Lin, did you even read the article? Read the whole thing (or at least a couple paragraphs after the first quote.) Your comment is like an Atheist reading the Gospel of John to find Jesus murdered and saying “I thought the Bible was about the Good News but look at this murder!”
Lin,
I doubt you will ever read this comment, but just in case. I do not approve of using the Lord’s name in vain. That was actually kind of the point. And like you I find myself ministering in a context where folks will use words like that and self-identify as Christians. (Truthfully, some likely do trust in Christ but are still growing and the Lord hasn’t quite redeemed the tongue yet). I kept the quote as is not for shock value but simply because it highlights what I’m attempting to say in this post.
Thank you for writing this. I pastor in small-town-Texas and relate with what you are saying. I know right now the city ministry is all the rage, but the people out here matter too. It is a pleasure to pastor them.
This is great! One typo: near the beginning of the last paragraph, you meant to write “plead” instead of “plea.”
Hillbilly typo?
Thanks for this. A helpful and important observation.

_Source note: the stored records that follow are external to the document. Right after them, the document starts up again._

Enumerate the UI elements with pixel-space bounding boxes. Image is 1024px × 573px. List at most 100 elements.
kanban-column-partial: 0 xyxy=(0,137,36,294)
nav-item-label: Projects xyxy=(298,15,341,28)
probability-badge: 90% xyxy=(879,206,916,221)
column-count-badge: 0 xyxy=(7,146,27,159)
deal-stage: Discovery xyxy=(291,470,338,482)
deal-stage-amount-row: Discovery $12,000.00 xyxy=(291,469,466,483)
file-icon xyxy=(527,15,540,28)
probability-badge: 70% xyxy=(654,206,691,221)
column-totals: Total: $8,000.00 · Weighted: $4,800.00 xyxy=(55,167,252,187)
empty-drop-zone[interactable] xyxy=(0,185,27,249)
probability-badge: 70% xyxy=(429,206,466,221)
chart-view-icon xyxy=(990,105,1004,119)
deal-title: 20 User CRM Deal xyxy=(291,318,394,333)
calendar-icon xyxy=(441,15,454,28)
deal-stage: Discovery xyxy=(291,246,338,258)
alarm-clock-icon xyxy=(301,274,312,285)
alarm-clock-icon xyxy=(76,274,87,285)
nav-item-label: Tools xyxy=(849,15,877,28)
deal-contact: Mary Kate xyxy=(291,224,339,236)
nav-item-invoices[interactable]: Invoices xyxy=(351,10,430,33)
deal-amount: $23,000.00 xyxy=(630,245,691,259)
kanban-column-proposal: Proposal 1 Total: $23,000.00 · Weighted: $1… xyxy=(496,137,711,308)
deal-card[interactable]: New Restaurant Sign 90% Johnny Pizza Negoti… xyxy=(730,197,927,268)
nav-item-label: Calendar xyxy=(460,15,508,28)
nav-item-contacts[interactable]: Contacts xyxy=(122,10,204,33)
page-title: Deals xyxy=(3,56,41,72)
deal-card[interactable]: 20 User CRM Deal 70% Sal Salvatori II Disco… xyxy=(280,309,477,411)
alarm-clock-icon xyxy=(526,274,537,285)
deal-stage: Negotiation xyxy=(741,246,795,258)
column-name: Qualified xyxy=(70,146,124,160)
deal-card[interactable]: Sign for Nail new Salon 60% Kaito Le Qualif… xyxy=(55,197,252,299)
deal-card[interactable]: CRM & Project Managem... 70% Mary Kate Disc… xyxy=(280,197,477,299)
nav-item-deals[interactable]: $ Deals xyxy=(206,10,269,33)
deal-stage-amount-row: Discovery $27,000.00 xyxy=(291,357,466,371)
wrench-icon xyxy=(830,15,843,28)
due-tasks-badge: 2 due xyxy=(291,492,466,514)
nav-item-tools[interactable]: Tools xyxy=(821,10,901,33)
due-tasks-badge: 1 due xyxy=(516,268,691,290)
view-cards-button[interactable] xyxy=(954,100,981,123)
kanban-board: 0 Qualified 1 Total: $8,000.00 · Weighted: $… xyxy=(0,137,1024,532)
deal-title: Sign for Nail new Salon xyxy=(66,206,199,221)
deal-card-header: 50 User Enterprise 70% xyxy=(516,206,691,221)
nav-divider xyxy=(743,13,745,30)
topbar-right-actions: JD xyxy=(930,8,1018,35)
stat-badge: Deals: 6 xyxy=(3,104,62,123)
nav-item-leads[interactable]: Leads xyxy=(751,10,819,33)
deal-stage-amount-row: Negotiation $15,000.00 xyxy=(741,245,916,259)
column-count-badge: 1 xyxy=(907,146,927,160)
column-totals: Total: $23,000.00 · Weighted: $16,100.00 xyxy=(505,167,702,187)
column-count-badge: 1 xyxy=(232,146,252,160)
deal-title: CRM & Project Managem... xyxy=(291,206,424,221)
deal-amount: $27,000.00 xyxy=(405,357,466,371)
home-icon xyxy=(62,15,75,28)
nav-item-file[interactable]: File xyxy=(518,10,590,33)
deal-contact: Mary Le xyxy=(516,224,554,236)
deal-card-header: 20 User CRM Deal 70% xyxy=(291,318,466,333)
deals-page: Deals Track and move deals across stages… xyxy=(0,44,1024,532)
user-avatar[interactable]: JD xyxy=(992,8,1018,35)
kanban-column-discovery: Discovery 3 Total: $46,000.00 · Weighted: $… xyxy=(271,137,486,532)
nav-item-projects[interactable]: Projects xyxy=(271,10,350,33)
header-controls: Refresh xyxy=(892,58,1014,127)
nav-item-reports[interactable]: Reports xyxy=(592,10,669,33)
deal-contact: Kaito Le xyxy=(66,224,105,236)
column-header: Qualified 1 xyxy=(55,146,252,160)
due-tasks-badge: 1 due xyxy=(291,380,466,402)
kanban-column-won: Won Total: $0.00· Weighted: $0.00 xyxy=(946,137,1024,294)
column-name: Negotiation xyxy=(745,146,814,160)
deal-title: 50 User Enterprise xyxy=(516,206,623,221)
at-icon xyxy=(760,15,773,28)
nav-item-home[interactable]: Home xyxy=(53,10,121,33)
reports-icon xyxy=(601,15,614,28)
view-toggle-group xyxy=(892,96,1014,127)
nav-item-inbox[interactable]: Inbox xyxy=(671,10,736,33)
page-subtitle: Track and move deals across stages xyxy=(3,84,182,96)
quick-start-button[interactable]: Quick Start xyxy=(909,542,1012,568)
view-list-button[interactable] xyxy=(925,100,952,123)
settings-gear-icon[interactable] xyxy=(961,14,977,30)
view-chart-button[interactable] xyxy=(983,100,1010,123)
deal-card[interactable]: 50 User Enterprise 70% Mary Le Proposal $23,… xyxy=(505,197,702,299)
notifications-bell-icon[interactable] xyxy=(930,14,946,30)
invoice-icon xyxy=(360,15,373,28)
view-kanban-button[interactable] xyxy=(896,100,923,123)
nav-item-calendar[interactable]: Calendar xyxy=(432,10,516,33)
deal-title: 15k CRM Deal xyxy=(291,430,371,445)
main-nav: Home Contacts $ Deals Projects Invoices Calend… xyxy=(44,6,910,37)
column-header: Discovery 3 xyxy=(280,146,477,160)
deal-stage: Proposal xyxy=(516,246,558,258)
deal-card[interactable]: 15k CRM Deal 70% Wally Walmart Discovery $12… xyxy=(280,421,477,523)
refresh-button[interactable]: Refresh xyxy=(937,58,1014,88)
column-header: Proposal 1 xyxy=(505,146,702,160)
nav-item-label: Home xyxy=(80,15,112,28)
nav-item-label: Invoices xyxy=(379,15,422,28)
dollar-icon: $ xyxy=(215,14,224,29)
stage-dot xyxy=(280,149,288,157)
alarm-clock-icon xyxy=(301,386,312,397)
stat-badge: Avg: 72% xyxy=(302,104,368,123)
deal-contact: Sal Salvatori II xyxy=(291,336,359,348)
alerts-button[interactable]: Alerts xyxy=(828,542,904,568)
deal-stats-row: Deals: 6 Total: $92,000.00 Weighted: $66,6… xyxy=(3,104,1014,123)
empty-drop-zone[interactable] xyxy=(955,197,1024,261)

I just finished reading ‘Elegy’ last night. Though an insightful read (I am familiar with Vance’so Ohio hometown), I too was troubled by the confusion about Christianity. I was also confused by his claim at one point of having abandoned Christianity and yet what seemed to be a reconsideration of it
I hope he is doing the latter and that He is truly found by Christ.
Doug
This is really an encouraging post. I live in a depressed former mill town where everyone believes in God, yet few have been transformed by the gospel of His Son. As a high school teacher here, I have found it a rich place to minister to kids who are hurting because their parents were never married, on drugs, and dependent on the welfare system. My generation, their young grandparents, are left caring for the kids while spoiling them as grandparents. They have absolutely no direction.
The gospel is the answer. I get to almost weekly, give an account for the hope within me. With the Mexican population growing here, I get the unique privilege of having the mission field come to me. By God’s grace, I’ll get to see a revival here as more people turn to Christ as the Holy Spirit transforms their lives.